Он помнил свою смерть, помнил, как болело всё тело, размазанное, раздавленное под тяжелыми бетонными плитами. Помнил иссушающую жажду сдохнуть, закончить агонию, сдаться неизвестности и наконец отпустить самого себя, прекратить держаться даже за такое нелепое существование раздавленного тяжёлым ботинком жука. Помнил, как горела его кожа, лопалась сухим пергаментом, как плавились кости от слишком сильного жара. Помнил, как из горла рвался протяжный вой, больше похожий на хрип, как он толком не мог двинуться, но желание жить никак не унималось. Он помнил вкус собственной крови на губах, тупую, совершенно особенную боль прокушенного запястья. Он помнил… почти полностью вплавившиеся в раздробленную грудную клетку жетоны и имя на них, тусклое, едва различимое, разве что на ощупь — «Брок Р…». Он Брок — человек с именем. Только с именем, без фамилии, прошлого и настоящего.

— Завтра вас осмотрит доктор, — Анна-Мария закрыла книгу, светло улыбнулась. — Наконец дошла очередь и до вас. Не переживайте, даже если вы не сможете ходить…

— Не смогу ходить? — он впервые перебил её, холодея внутри от перспективы оказаться прикованным к постели, к инвалидному креслу, без возможности жить как прежде, пусть даже он и не помнит эту самую жизнь.

Она отвела глаза, поджала тонкие губы, впервые не находясь с ответом, впервые задрожала плечами, готовая разреветься из-за того, что кому-то рядом плохо и одиноко. У Брока в груди слабо шевельнулось ощущение узнавания. Кто-то когда-то рядом с ним был таким же правильным, отчаянно добрым. Кто-то, кого он никак не мог вспомнить.

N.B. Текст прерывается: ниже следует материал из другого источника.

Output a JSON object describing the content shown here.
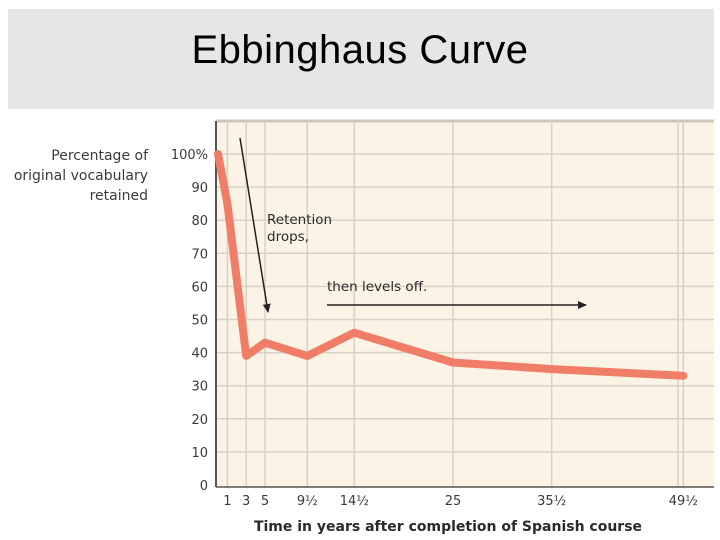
{
  "slide": {
    "title": "Ebbinghaus Curve"
  },
  "chart_data": {
    "type": "line",
    "ylabel_lines": [
      "Percentage of",
      "original vocabulary",
      "retained"
    ],
    "xlabel": "Time in years after completion of Spanish course",
    "x_ticks": [
      {
        "value": 1,
        "label": "1"
      },
      {
        "value": 3,
        "label": "3"
      },
      {
        "value": 5,
        "label": "5"
      },
      {
        "value": 9.5,
        "label": "9½"
      },
      {
        "value": 14.5,
        "label": "14½"
      },
      {
        "value": 25,
        "label": "25"
      },
      {
        "value": 35.5,
        "label": "35½"
      },
      {
        "value": 49.5,
        "label": "49½"
      }
    ],
    "y_ticks": [
      "0",
      "10",
      "20",
      "30",
      "40",
      "50",
      "60",
      "70",
      "80",
      "90",
      "100%"
    ],
    "ylim": [
      0,
      100
    ],
    "grid": true,
    "series": [
      {
        "points": [
          [
            0,
            100
          ],
          [
            1,
            85
          ],
          [
            3,
            39
          ],
          [
            5,
            43
          ],
          [
            9.5,
            39
          ],
          [
            14.5,
            46
          ],
          [
            25,
            37
          ],
          [
            35.5,
            35
          ],
          [
            49.5,
            33
          ]
        ],
        "color": "#f07d68"
      }
    ],
    "annotations": {
      "retention_line1": "Retention",
      "retention_line2": "drops,",
      "levels_off": "then levels off."
    },
    "colors": {
      "background": "#faf3e6",
      "grid": "#d9d2c4",
      "axis": "#555555"
    }
  }
}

— Когда вас привезли, вы едва дышали. Никто в больнице не хотел за вас браться. — Анна-Мария обхватила себя за плечи, явно не желая вспоминать, но и не замолкла, продолжая рассказывать. — Никто не знал, как вы ещё живы: слишком обширные повреждения костей и внутренних органов. Но вы дышали самостоятельно, сердце билось ровно. Чудо какое-то, — она промокнула уголки глаз белоснежным платочком и несмело улыбнулась.

Брок не хотел, чтобы его осматривал врач. Ему хватало и Анны-Марии, ежедневно терпеливо обмазывающей его мазью от ожогов, меняющей повязки и, стыд-то какой, даже помогающей справлять естественную нужду. Брок не помнил себя, не всегда осознавал, но уж точно не чувствовал себя умирающим. Он чувствовал свои ноги, мог пошевелить пальцами и ступнями, а если поднатужиться, то и согнуть в коленях. Уже три дня, как мог самостоятельно садиться, хоть и скрывал собственное достаточно удовлетворительное состояние от всех, даже от Анны-Марии, к которой откровенно успел привязаться, и понимал — это совершенно не нормально, это в очередной раз «слишком».